I did enjoy the overall experience, though. I had a good time chatting with my league-mates and the auction was actually pretty fun. I kept myself busy the entire time, updating my spreadsheet with how much each player went for and finding who my next targets were. I will definitely not be doing another ottoneu league because I don't have another 10 hours of free time to commit to a draft, but I do have a more open mind toward auction leagues in general.

I found out pretty early that people were willing to shell out big bucks for top players. In fact, at least 26 of the players chosen went for the highest values in the ottoneu points universe, led by Jacoby Ellsbury at $53. Here's a chart of the average ottoneu price and how much each player went for in the auction:

Click to enlarge

I used some different projections and the average market for different types of players to create a price that I would be willing to pay for each player. This helped me limit my spending early on. The only time I jumped in on an auction was with one of my cornerstone players. The early restraint allowed me to dominate those auctions and get the players I really wanted. I feel pretty good about my draft overall, but was a little aggravated at how much I had to pay for some of the players. The early overpay made me miss out on some players that I had valued far above average.

Finally, the part where I talk about my team. I'm fairly happy with it, though I don't think I'm in a great position this year. I have a few young players who are still a year or two away from fully contributing and didn't get the necessary depth to account for that.

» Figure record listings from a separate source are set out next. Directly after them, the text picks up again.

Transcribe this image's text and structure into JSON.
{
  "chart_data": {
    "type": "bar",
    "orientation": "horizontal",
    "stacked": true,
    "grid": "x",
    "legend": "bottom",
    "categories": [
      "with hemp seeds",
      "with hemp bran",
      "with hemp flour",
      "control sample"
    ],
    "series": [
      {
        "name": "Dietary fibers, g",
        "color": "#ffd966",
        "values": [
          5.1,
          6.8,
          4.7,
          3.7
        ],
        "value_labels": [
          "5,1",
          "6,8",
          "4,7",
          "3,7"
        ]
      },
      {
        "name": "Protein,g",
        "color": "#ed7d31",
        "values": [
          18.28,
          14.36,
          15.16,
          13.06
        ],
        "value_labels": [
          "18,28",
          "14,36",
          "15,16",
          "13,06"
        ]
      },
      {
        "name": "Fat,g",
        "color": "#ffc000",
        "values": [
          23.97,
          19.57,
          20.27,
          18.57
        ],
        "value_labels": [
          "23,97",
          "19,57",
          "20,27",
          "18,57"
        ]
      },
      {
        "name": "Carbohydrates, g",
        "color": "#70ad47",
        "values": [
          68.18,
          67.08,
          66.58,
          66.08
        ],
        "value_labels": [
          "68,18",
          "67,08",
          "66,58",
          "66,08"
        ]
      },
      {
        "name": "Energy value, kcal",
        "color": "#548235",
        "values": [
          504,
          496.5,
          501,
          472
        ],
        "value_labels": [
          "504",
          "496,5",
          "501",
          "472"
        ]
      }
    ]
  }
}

Here is my roster:

Click to enlarge

Here's how that breaks down in terms of cost:

I focused on young players and had some definite targets in mind, leading me to overpay for Stephen Strasburg and Mike Trout, most noticeably. I did miss out on some of the top pitching prospects, but I preferred to save my money until the end.

According to the average values, these are the players I most over and underpaid for:

I'm comfortable with most of the overpays, since Trout, Strasburg, Hosmer and Harper form a great future base. If they become what they are capable of, these could very well become huge discounts. Starlin Castro was my target at SS, but he went for $26. There were not many good young SS available after Cabrera, so I did overpay for him a bit. I'll have to hope that his breakout last year was for real, even though I've already found that it probably isn't.

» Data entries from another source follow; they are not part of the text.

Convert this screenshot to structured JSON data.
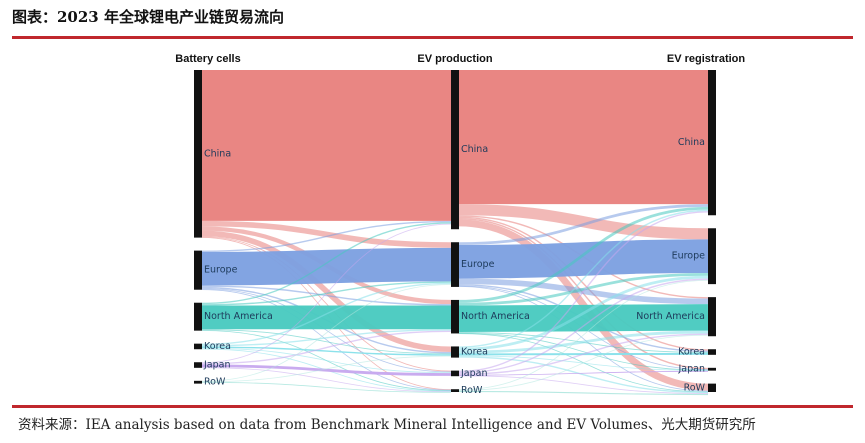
{
  "title": "图表：2023 年全球锂电产业链贸易流向",
  "source": "资料来源：IEA analysis based on data from Benchmark Mineral Intelligence and EV Volumes、光大期货研究所",
  "columns": [
    "Battery cells",
    "EV production",
    "EV registration"
  ],
  "stages": [
    [
      {
        "id": "china",
        "label": "China",
        "value": 60
      },
      {
        "id": "europe",
        "label": "Europe",
        "value": 14
      },
      {
        "id": "na",
        "label": "North America",
        "value": 10
      },
      {
        "id": "korea",
        "label": "Korea",
        "value": 2
      },
      {
        "id": "japan",
        "label": "Japan",
        "value": 2
      },
      {
        "id": "row",
        "label": "RoW",
        "value": 1
      }
    ],
    [
      {
        "id": "china",
        "label": "China",
        "value": 57
      },
      {
        "id": "europe",
        "label": "Europe",
        "value": 16
      },
      {
        "id": "na",
        "label": "North America",
        "value": 12
      },
      {
        "id": "korea",
        "label": "Korea",
        "value": 4
      },
      {
        "id": "japan",
        "label": "Japan",
        "value": 2
      },
      {
        "id": "row",
        "label": "RoW",
        "value": 1
      }
    ],
    [
      {
        "id": "china",
        "label": "China",
        "value": 52
      },
      {
        "id": "europe",
        "label": "Europe",
        "value": 20
      },
      {
        "id": "na",
        "label": "North America",
        "value": 14
      },
      {
        "id": "korea",
        "label": "Korea",
        "value": 2
      },
      {
        "id": "japan",
        "label": "Japan",
        "value": 1
      },
      {
        "id": "row",
        "label": "RoW",
        "value": 3
      }
    ]
  ],
  "links": [
    [
      {
        "from": "china",
        "to": "china",
        "value": 54
      },
      {
        "from": "china",
        "to": "europe",
        "value": 2
      },
      {
        "from": "china",
        "to": "na",
        "value": 1.5
      },
      {
        "from": "china",
        "to": "korea",
        "value": 2
      },
      {
        "from": "china",
        "to": "japan",
        "value": 0.3
      },
      {
        "from": "china",
        "to": "row",
        "value": 0.2
      },
      {
        "from": "europe",
        "to": "china",
        "value": 0.5
      },
      {
        "from": "europe",
        "to": "europe",
        "value": 12
      },
      {
        "from": "europe",
        "to": "na",
        "value": 0.5
      },
      {
        "from": "europe",
        "to": "korea",
        "value": 0.5
      },
      {
        "from": "europe",
        "to": "japan",
        "value": 0.3
      },
      {
        "from": "europe",
        "to": "row",
        "value": 0.2
      },
      {
        "from": "na",
        "to": "china",
        "value": 0.5
      },
      {
        "from": "na",
        "to": "europe",
        "value": 0.5
      },
      {
        "from": "na",
        "to": "na",
        "value": 8.5
      },
      {
        "from": "na",
        "to": "korea",
        "value": 0.3
      },
      {
        "from": "na",
        "to": "row",
        "value": 0.2
      },
      {
        "from": "korea",
        "to": "europe",
        "value": 0.5
      },
      {
        "from": "korea",
        "to": "na",
        "value": 0.5
      },
      {
        "from": "korea",
        "to": "korea",
        "value": 0.5
      },
      {
        "from": "korea",
        "to": "japan",
        "value": 0.3
      },
      {
        "from": "korea",
        "to": "row",
        "value": 0.2
      },
      {
        "from": "japan",
        "to": "china",
        "value": 0.3
      },
      {
        "from": "japan",
        "to": "na",
        "value": 0.5
      },
      {
        "from": "japan",
        "to": "japan",
        "value": 1.0
      },
      {
        "from": "japan",
        "to": "row",
        "value": 0.2
      },
      {
        "from": "row",
        "to": "europe",
        "value": 0.2
      },
      {
        "from": "row",
        "to": "korea",
        "value": 0.2
      },
      {
        "from": "row",
        "to": "row",
        "value": 0.2
      }
    ],
    [
      {
        "from": "china",
        "to": "china",
        "value": 48
      },
      {
        "from": "china",
        "to": "europe",
        "value": 4
      },
      {
        "from": "china",
        "to": "na",
        "value": 0.5
      },
      {
        "from": "china",
        "to": "korea",
        "value": 0.5
      },
      {
        "from": "china",
        "to": "japan",
        "value": 0.5
      },
      {
        "from": "china",
        "to": "row",
        "value": 2.5
      },
      {
        "from": "europe",
        "to": "china",
        "value": 1
      },
      {
        "from": "europe",
        "to": "europe",
        "value": 12
      },
      {
        "from": "europe",
        "to": "na",
        "value": 2
      },
      {
        "from": "europe",
        "to": "korea",
        "value": 0.5
      },
      {
        "from": "europe",
        "to": "japan",
        "value": 0.2
      },
      {
        "from": "europe",
        "to": "row",
        "value": 0.3
      },
      {
        "from": "na",
        "to": "china",
        "value": 1
      },
      {
        "from": "na",
        "to": "europe",
        "value": 1
      },
      {
        "from": "na",
        "to": "na",
        "value": 9.5
      },
      {
        "from": "na",
        "to": "korea",
        "value": 0.3
      },
      {
        "from": "na",
        "to": "japan",
        "value": 0.1
      },
      {
        "from": "na",
        "to": "row",
        "value": 0.1
      },
      {
        "from": "korea",
        "to": "china",
        "value": 0.5
      },
      {
        "from": "korea",
        "to": "europe",
        "value": 1
      },
      {
        "from": "korea",
        "to": "na",
        "value": 1
      },
      {
        "from": "korea",
        "to": "korea",
        "value": 0.7
      },
      {
        "from": "korea",
        "to": "japan",
        "value": 0.3
      },
      {
        "from": "korea",
        "to": "row",
        "value": 0.5
      },
      {
        "from": "japan",
        "to": "china",
        "value": 0.5
      },
      {
        "from": "japan",
        "to": "europe",
        "value": 0.5
      },
      {
        "from": "japan",
        "to": "na",
        "value": 0.5
      },
      {
        "from": "japan",
        "to": "japan",
        "value": 0.2
      },
      {
        "from": "japan",
        "to": "row",
        "value": 0.3
      },
      {
        "from": "row",
        "to": "europe",
        "value": 0.3
      },
      {
        "from": "row",
        "to": "na",
        "value": 0.3
      },
      {
        "from": "row",
        "to": "row",
        "value": 0.4
      }
    ]
  ],
  "colors": {
    "china": "#e8807c",
    "europe": "#7b9fe0",
    "na": "#47c9bf",
    "korea": "#86e0ea",
    "japan": "#c6a7ee",
    "row": "#b3e8e0",
    "node_bar": "#111111"
  }
}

The Ryan Howard pick was actually an accident. I nominated him for $2, thinking the bidding would bring his price up to $10 and someone else could have him. At that point, I already had Hosmer and Joey Votto at 1B, so another one was unnecessary. However, no one wanted him and I got him for the opening bid. This could be a great value next year if he remains healthy. Reynolds was one of the lone 3B left toward the end of the draft and I still didn't have one. He had been a target all along and I waited for the right chance to grab him.

I'm happy with my team. I have Nick Markakis, a good group of prospects and a lot of talented youngsters who have already proven themselves in the Major Leagues. I may have trouble sticking to the top of the league this year, but feel like I have put myself in a good position to compete in the years to come.

1 comment:

Jason Wojciechowski said...

The freezing issue I think was related to doing searches for players. If the list of results was too large (e.g. if you wanted to see all second basemen but not search by any name), the software froze up and didn't let you bid on anything.

Not having a master list of players to start with makes things near impossible sometimes. If you're not assiduously updating a spreadsheet as the draft goes on, you'll have no idea who's even available to nominate, who's left who might be good, etc. Maybe Ottoneu is aimed at such a hardcore audience that people who will be playing wouldn't dream of doing the draft sans spreadsheet, but I don't know if this is ideal.